Я гляжу ему в глаза, и мое желание сжимается судорожно, точно кулак.
Я подумал: она не протянет и года. Неуклонное падение навстречу очарованию смерти. Алкоголь, наркотики, незнакомые, опасные мужчины. Попадет под авто, нарвется на нож, свалится в Сену.
– Как тебя зовут, девочка? – спросил я.
Она засмеялась лающим смехом:
– Анита Дороти Эдельмира Симон-и-Марсель.
– Изрядно, – сказал я. – А теперь опусти юбку и послушай меня, Анита Дороти.
Что я хотел сказать? Что объяснить? Что мы, русские, слишком хорошо знаем непрочность мира и неизбежность смерти? Что разговоры о смерти Бога давно протухли, а русские гимназисты как Отче наш затвердили это проклятое «зачем?» – и только двадцать лет назад вдруг поняли, что не следует вопрошать так упорно?
Сказать, что я уже много лет ощущаю холодную близость смертельного пространства, на краю которого мне никого не удалось удержать, от которого мне не удалось никого спасти? Что всякий раз, оставаясь один, я чувствую рядом призрак чьей-то чужой и неотвратимой смерти?
Ничего этого я не сказал.
Она стояла передо мной – юная Европа, унесенная механическим быком таксомотора, не знающая своей судьбы, дрожащая от страха.

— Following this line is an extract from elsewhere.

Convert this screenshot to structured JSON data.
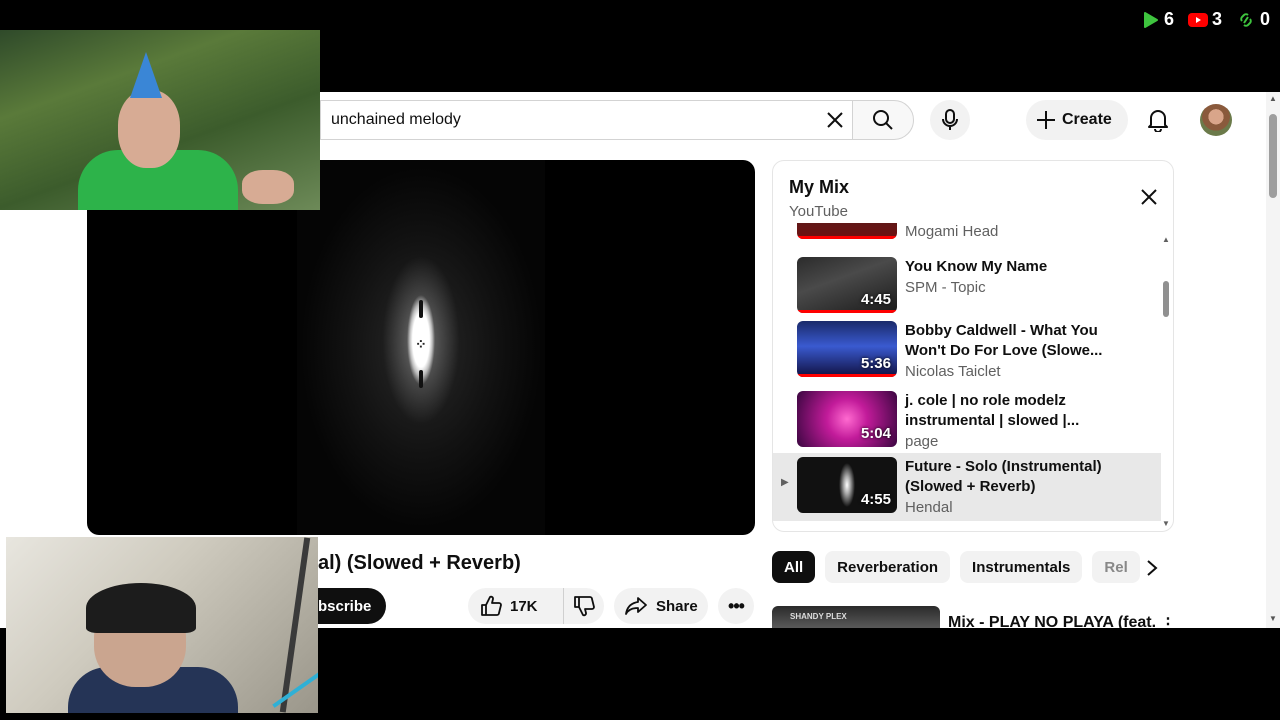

– Тебе кажется, что в жизни нет смысла? – сказал я. – Так и есть. Даже хуже: любой способ говорить о жизни лишен смысла. В рассуждениях о бессмысленности жизни смысла не больше, чем в разговорах о Боге или Мировом Духе. Ни в жизни, ни в смерти смысла не сыскать. И в занятии, которое тебя так прельщает, в этом взаимном трении влажных поверхностей, ты тоже смысла не найдешь.
Она опустила юбку и посмотрела мне в глаза.
– Я найду свободу, – сказала она.
Глаза у нее были серые, большие. На перепачканном лице они сияли, как два чистых зеркала в мутной дешевой оправе.
– Ты ищешь свободу, – кивнул я, – коммунисты ищут равенство, а фашисты – братство. Втроем вы в клочья разнесете весь мир.
Она рассмеялась. На мгновение мне показалось, что у нее вот-вот случится припадок.
– Свобода, равенство и братство тебе нехороши, – сказала она. – Что же ты предпочитаешь?
И тогда я ответил:
– Верность.
Я плохо помню остаток ночи. В какой-то момент на террасе кафе «Флёр» человек с губами цвета кишок сказал мне:
– Должны ли мы оказать содействие последним очагам сопротивления рабочего класса, обрекая себя таким образом на безжалостную и бесполезную гибель? Или же, напротив, мы должны укрыться в безмолвии?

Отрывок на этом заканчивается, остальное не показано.